ボクはそれを見届けてから、抜け出た魂のまま、〝そいつ〟に話しかけた。
『…………で? 〝収獲〟は?』
ふっ、と一瞬イケメンは笑った――次の瞬間。
「――当然、完璧だ」
ベリリ……と、もうお気づきだろう。イケメンも文字どおり一皮剥けば〝変人〟……甲呀がその中から現れた。

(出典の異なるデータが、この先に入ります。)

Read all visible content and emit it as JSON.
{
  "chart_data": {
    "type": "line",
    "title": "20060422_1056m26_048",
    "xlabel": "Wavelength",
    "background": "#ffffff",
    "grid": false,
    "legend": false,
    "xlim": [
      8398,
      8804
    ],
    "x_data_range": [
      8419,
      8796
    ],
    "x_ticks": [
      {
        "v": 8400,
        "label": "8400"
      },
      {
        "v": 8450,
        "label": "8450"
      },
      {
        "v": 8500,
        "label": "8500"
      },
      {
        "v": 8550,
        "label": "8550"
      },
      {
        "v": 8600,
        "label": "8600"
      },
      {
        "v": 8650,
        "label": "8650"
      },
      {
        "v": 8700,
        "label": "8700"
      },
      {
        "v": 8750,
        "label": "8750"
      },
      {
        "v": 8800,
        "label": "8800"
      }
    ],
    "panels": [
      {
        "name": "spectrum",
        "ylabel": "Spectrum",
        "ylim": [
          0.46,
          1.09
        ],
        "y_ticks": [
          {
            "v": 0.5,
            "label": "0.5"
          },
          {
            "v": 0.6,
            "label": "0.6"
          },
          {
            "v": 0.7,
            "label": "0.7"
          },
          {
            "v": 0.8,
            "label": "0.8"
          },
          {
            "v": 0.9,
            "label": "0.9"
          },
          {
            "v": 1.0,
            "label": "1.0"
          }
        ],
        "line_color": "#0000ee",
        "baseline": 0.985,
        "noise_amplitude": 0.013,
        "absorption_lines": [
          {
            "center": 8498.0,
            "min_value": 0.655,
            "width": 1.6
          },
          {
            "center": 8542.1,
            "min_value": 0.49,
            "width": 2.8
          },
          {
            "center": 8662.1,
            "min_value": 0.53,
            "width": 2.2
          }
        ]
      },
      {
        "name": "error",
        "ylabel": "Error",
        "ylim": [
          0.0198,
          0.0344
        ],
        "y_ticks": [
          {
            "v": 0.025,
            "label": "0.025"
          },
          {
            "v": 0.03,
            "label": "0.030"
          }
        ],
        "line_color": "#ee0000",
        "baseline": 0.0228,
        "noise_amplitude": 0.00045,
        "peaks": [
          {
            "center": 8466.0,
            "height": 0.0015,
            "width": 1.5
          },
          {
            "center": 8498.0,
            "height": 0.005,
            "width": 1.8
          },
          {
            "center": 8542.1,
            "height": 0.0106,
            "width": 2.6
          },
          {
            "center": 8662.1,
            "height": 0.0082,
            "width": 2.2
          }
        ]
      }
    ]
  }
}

甲呀は、スチャ、とメガネをかけ直すと、そのまま続けた。
「――さあ! いつまでもそんなところで死んでいる場合じゃないぞ、蘇れ泰介! これからこのミッション、その〝最後〟の作戦会議を始める……!」
そう宣言した甲呀は、では屋上に集合だ! と言い置き、ふ……とまるで煙のように人ごみの中へと消えて行った。
……ところでさ、それはいいんだけど……もしかしなくても、〝最初から甲呀が変装〟して聞き込みをすれば、わざわざボクが死ぬ思いをしなくて済んだんじゃ………………。